ISG assists in an end-to-end provider selection, enabling savings for a global automotive distributor’s finance and accounting (F&A) outsourcing.



A $6.8 billion independent, multi-brand automotive distributor and retailer has a presence in 34 markets globally. The company had grown by acquisition and had multiple business units with multiple enterprise resourcing planners (ERPs) and multiple non-standard business processes in the finance functions. 
The company wanted to create a scalable operating model with harmonised and automated processes, driving business insights and cost efficiencies while delivering stand-out customer experiences. It requested ISG’s assistance to ensure a smooth transition to global business services (GBS) model for accounts payable (AP), accounts receivable (AR), general ledger (GL) and financial reporting (FinRep) in all countries except for the Africa markets for a period of 5 years. 
Imagining IT Differently

Imagining IT Differently

ISG first analyzed the company’s current F&A environment. Then we built the current-state cost model, re-baselined the processes to be retained and outsourced and built the future-state cost models based on full-time employee (FTE) distribution and a 40% efficient target by year 5. ISG also researched providers and aided in selection, built the requests for proposals (RFPs) that went out to the chosen GBS providers, short listed the providers and developed a vendor selection framework. 
From there, we designed an agenda and facilitated provider discussion, designed the contract along with the statement of work (SOW) to be used with the provider, assisted in the provider negotiations process and final selection, and led in all executive-level communications over a period of six months.

Future Made Possible

  • The company was able to successfully execute an outsourcing contract with Cognizant with ISG’s assistance.

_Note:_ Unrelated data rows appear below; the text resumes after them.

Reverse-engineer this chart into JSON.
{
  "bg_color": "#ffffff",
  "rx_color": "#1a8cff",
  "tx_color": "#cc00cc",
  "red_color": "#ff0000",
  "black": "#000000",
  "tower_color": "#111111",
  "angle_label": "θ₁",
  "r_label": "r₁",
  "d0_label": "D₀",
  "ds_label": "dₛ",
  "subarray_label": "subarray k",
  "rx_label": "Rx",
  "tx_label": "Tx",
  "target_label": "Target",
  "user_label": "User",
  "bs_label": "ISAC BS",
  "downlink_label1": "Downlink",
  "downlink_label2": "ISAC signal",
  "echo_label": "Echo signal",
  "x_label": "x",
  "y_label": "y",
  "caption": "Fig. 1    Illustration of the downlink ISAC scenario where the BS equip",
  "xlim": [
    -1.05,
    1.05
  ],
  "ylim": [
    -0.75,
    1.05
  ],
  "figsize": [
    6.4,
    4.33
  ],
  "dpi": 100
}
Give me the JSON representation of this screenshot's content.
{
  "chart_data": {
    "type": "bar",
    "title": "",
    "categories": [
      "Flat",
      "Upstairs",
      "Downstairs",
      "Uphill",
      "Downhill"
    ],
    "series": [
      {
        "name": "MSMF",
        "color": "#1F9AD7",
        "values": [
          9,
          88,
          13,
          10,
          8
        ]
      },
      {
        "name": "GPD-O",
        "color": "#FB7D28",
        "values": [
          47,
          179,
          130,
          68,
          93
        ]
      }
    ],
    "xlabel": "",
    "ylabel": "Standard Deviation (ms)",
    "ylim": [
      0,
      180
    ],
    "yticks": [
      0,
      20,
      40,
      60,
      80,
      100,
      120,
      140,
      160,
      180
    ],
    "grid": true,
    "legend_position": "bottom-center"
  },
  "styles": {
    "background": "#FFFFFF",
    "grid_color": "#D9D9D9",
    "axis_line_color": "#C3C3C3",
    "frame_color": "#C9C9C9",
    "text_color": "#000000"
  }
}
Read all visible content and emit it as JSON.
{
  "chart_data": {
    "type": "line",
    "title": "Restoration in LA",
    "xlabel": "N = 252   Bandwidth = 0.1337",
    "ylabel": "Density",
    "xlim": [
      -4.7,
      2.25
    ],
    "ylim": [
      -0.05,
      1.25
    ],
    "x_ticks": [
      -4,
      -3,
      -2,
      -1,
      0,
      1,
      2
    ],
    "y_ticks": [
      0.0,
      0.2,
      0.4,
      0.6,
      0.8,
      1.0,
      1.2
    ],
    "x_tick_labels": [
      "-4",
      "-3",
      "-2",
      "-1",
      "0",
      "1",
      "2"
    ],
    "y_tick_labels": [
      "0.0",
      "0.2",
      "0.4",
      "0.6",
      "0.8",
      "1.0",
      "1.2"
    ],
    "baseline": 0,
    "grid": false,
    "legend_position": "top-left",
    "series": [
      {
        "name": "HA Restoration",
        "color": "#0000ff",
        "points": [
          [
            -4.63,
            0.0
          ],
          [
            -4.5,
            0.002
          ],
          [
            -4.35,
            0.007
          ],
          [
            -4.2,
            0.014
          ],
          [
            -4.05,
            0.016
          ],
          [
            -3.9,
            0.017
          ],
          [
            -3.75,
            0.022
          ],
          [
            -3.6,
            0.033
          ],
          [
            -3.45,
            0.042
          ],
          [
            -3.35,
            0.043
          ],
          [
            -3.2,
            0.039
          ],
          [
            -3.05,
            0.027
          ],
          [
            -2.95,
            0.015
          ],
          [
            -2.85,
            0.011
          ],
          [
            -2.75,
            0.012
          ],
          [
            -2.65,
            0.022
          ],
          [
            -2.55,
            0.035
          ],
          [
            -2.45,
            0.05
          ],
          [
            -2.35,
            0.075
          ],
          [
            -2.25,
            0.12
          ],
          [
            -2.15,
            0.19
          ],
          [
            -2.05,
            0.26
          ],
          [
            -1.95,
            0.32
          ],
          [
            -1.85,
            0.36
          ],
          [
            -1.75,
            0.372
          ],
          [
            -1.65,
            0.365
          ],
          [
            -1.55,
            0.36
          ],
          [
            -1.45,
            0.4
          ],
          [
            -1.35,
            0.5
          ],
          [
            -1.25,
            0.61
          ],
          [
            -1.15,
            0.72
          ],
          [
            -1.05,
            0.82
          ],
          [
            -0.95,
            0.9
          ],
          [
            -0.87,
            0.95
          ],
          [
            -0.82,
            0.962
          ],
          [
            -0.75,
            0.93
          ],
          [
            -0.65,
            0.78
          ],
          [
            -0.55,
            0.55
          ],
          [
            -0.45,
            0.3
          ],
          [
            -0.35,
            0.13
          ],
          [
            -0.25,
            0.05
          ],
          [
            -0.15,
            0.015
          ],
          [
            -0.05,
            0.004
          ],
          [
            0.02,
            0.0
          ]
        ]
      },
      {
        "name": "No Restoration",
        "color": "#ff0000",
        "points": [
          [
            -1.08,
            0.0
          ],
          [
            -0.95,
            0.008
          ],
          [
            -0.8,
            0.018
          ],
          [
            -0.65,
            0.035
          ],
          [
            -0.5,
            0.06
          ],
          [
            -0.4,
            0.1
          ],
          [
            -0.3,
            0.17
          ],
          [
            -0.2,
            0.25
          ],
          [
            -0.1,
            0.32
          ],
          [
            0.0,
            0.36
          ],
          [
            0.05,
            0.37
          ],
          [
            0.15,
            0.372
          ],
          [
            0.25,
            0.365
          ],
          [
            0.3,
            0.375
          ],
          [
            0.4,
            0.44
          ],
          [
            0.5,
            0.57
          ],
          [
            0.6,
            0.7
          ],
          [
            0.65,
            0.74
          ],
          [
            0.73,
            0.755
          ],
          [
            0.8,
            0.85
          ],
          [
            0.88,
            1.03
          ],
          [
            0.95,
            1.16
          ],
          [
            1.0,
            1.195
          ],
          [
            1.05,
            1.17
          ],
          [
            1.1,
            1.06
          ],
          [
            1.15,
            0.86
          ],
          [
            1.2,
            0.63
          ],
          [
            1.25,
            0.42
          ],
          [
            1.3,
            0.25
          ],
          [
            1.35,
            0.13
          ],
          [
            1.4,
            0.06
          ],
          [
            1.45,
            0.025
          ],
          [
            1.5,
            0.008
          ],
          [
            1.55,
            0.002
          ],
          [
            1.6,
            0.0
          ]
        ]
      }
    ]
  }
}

The contract was for GBS services from their India hub in Hyderabad, supported by 4 regional spokes in Malaysia, Poland, Russia and Mexico. The contract would deliver c.49% productivity improvements in headcount reduction through service optimization (11%), application optimization (13%), bringing in intelligent automation (19%) and continuous improvement (6%).
  • The company achieved cumulative savings of up to £15 million, 10-year net present value (NPV) of £43 million and a payback up to 3.5 years.